The group’s 2012 Annual reports and accounts showed the greater impact of this reduction was applied to senior staff, and managed in the context of business and individual performance.

It also showed that salary rewards were limited in 2012, and frozen at more senior levels for the second year running, to reflect the continuing challenging economic environment.

The awards under its group bonus scheme remained at 2%, which represents approximately 7% of pre-bonus management profit before tax, compared to 12.5% in 2011.

Winfried Bischoff, chairman at Lloyds Banking Group, said: “We have made no changes for 2013 in senior executives’ pay (with one exception) and our incentive compensation for 2012 in absolute amount and as a percentage of revenues (less than 2%) is lower than that of any other major banking institution in the UK.”

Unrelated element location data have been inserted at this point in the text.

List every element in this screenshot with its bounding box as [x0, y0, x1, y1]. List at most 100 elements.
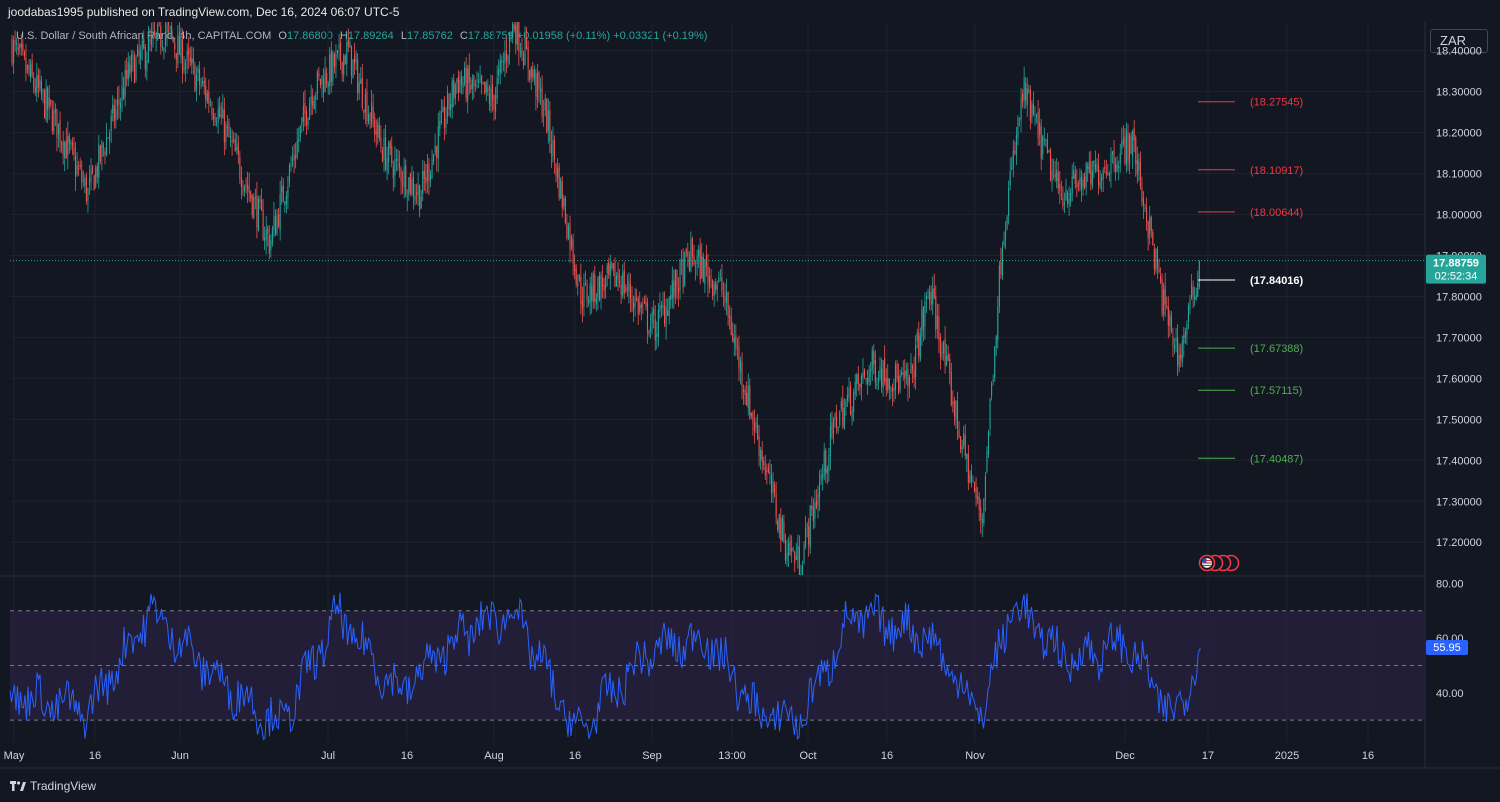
candle-body: [668, 297, 670, 316]
candle-body: [592, 273, 594, 302]
candle-body: [1122, 138, 1124, 144]
candle-body: [1124, 136, 1126, 164]
tradingview-brand[interactable]: TradingView: [10, 779, 96, 793]
candle-body: [113, 105, 115, 122]
candle-body: [600, 274, 602, 300]
candle-body: [797, 545, 799, 561]
level-label-support: (17.40487): [1250, 453, 1303, 465]
candle-body: [1011, 167, 1013, 170]
candle-body: [969, 474, 971, 483]
candle-body: [905, 370, 907, 377]
candle-body: [135, 57, 137, 80]
candle-body: [876, 383, 878, 387]
candle-body: [296, 141, 298, 157]
candle-body: [481, 75, 483, 85]
candle-body: [416, 192, 418, 195]
candle-body: [665, 307, 667, 328]
candle-body: [1071, 176, 1073, 195]
candle-body: [267, 227, 269, 234]
candle-body: [284, 201, 286, 206]
candle-body: [247, 184, 249, 190]
candle-body: [166, 24, 168, 33]
candle-body: [112, 104, 114, 114]
candle-body: [50, 99, 52, 105]
candle-body: [192, 58, 194, 63]
candle-body: [183, 67, 185, 70]
candle-body: [1135, 137, 1137, 164]
candle-body: [778, 513, 780, 534]
candle-body: [349, 42, 351, 48]
candle-body: [1192, 287, 1194, 296]
event-markers[interactable]: [1198, 554, 1240, 572]
candle-body: [206, 92, 208, 103]
candle-body: [237, 143, 239, 156]
candle-body: [316, 71, 318, 94]
candle-body: [848, 387, 850, 398]
candle-body: [450, 104, 452, 111]
candle-body: [904, 370, 906, 379]
candle-body: [257, 198, 259, 232]
candle-body: [172, 37, 174, 42]
candle-body: [138, 50, 140, 56]
candle-body: [188, 48, 190, 56]
candle-body: [118, 99, 120, 105]
candle-body: [56, 108, 58, 139]
time-tick-label: 16: [1362, 750, 1374, 762]
candle-body: [939, 336, 941, 358]
candle-body: [881, 368, 883, 387]
brand-text: TradingView: [30, 779, 97, 793]
candle-body: [1026, 88, 1028, 106]
candle-body: [1172, 335, 1174, 345]
candle-body: [245, 184, 247, 186]
candle-body: [216, 123, 218, 125]
candle-body: [580, 276, 582, 304]
candle-body: [1098, 165, 1100, 185]
candle-body: [194, 64, 196, 92]
candle-body: [285, 196, 287, 205]
candle-body: [301, 117, 303, 125]
candle-body: [70, 142, 72, 145]
candle-body: [578, 274, 580, 281]
candle-body: [499, 60, 501, 73]
candle-body: [685, 248, 687, 253]
candle-body: [79, 164, 81, 168]
candle-body: [259, 198, 261, 202]
candle-body: [820, 474, 822, 481]
candle-body: [217, 109, 219, 123]
candle-body: [747, 385, 749, 409]
candle-body: [23, 52, 25, 56]
time-tick-label: May: [4, 750, 25, 762]
candle-body: [1195, 294, 1197, 301]
candle-body: [445, 118, 447, 128]
rsi-line: [9, 592, 1201, 741]
candle-body: [180, 36, 182, 58]
ohlc-open-value: 17.86800: [286, 30, 333, 42]
currency-button[interactable]: ZAR: [1430, 29, 1488, 53]
candle-body: [925, 296, 928, 299]
candle-body: [1020, 97, 1022, 121]
candle-body: [149, 39, 151, 42]
candle-body: [995, 336, 997, 348]
candle-body: [792, 548, 794, 551]
candle-body: [628, 281, 630, 292]
candle-body: [815, 500, 817, 508]
candle-body: [150, 35, 153, 45]
price-tick-label: 17.60000: [1436, 373, 1482, 385]
candle-body: [318, 73, 320, 77]
candle-body: [829, 426, 831, 457]
candle-body: [82, 181, 84, 183]
candle-body: [922, 306, 924, 330]
candle-body: [344, 55, 346, 65]
candle-body: [677, 287, 680, 293]
candle-body: [1180, 354, 1182, 359]
candle-body: [422, 171, 424, 194]
candle-body: [290, 164, 292, 167]
candle-body: [71, 142, 73, 146]
chart-canvas[interactable]: 18.40000 18.30000 18.20000 18.10000 18.00000…: [0, 0, 1500, 770]
candle-body: [746, 392, 748, 406]
candle-body: [501, 60, 503, 63]
candle-body: [561, 181, 563, 208]
candle-body: [423, 170, 425, 179]
candle-body: [408, 177, 410, 195]
price-tick-label: 17.40000: [1436, 455, 1482, 467]
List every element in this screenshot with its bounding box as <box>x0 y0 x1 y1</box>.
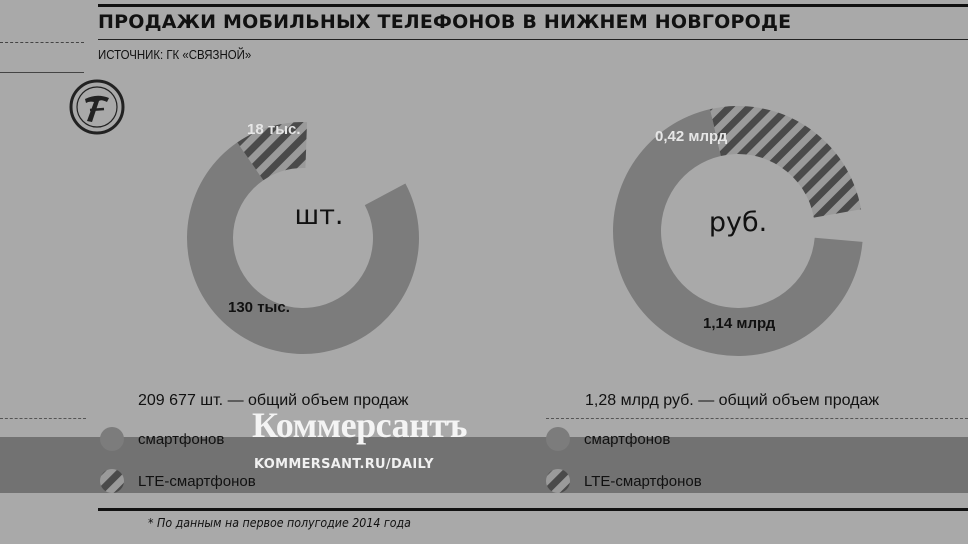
legend-item-lte: LTE-смартфонов <box>584 473 702 490</box>
total-rubles: 1,28 млрд руб. — общий объем продаж <box>585 392 880 409</box>
chart-title: ПРОДАЖИ МОБИЛЬНЫХ ТЕЛЕФОНОВ В НИЖНЕМ НОВ… <box>98 11 792 33</box>
title-divider <box>98 39 968 40</box>
source-text: ИСТОЧНИК: ГК «СВЯЗНОЙ» <box>98 47 252 62</box>
watermark-name: Коммерсантъ <box>252 405 468 445</box>
left-divider <box>0 42 84 43</box>
donut-segment-lte <box>237 122 308 181</box>
legend-swatch-hatched-icon <box>100 469 124 493</box>
watermark-band <box>0 437 968 493</box>
dashed-divider <box>546 418 968 419</box>
kommersant-logo-icon <box>69 79 125 135</box>
legend-swatch-hatched-icon <box>546 469 570 493</box>
center-label-units: шт. <box>294 200 344 231</box>
left-divider <box>0 72 84 73</box>
donut-chart-rubles <box>613 106 863 357</box>
watermark-url: KOMMERSANT.RU/DAILY <box>254 457 434 472</box>
data-label-lte-rubles: 0,42 млрд <box>655 128 728 145</box>
legend-swatch-solid-icon <box>546 427 570 451</box>
donut-chart-units <box>186 122 419 355</box>
legend-item-lte: LTE-смартфонов <box>138 473 256 490</box>
data-label-smartphones-units: 130 тыс. <box>228 299 290 316</box>
bottom-rule <box>98 508 968 511</box>
data-label-lte-units: 18 тыс. <box>247 121 301 138</box>
donut-segment-smartphones <box>613 109 863 357</box>
footnote: * По данным на первое полугодие 2014 год… <box>148 516 411 530</box>
donut-segment-smartphones <box>186 142 419 355</box>
legend-swatch-solid-icon <box>100 427 124 451</box>
data-label-smartphones-rubles: 1,14 млрд <box>703 315 776 332</box>
legend-item-smartphones: смартфонов <box>138 431 225 448</box>
legend-item-smartphones: смартфонов <box>584 431 671 448</box>
top-rule <box>98 4 968 7</box>
dashed-divider <box>0 418 86 419</box>
donut-segment-lte <box>710 106 862 218</box>
total-units: 209 677 шт. — общий объем продаж <box>138 392 409 409</box>
center-label-rubles: руб. <box>708 207 768 238</box>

Cash bonuses were capped at £2,000 per employee with additional amounts paid in shares and subject to deferral and performance adjustment. The average value of bonuses paid per employee was less than £3,900, similar to 2011.

Bonus awards for executive directors will continue to be deferred into shares until at least 2015. Long-term incentive plan (Ltip) awards have not been made for executive directors in any of the last four years.

However, Antonio Horta-Osorio, chief executive at Lloyds Banking Group, has been awarded £1,485,000 in deferred shares. The deferral period of this award will be extended to five years, so these will not be released until 2018.

Bischoff added: “We continue to believe that the remuneration policy, at all levels, including for senior executives, needs to incentivise staff to deliver strong, sustainable growth while reflecting the work required to reshape and transform the group.

“We have a strong conviction to align reward to the longer term, sustainable success of the business and through this the return of value to shareholders.”

Anthony Watson, chairman of the group’s remuneration committee, added: “Our aim is that, from 2014, we will implement a restructure of our package which will more effectively recognise the connection between the impact of short-term and long-term goals in driving forward our business, and will also further facilitate the adjustment of awards for malus.”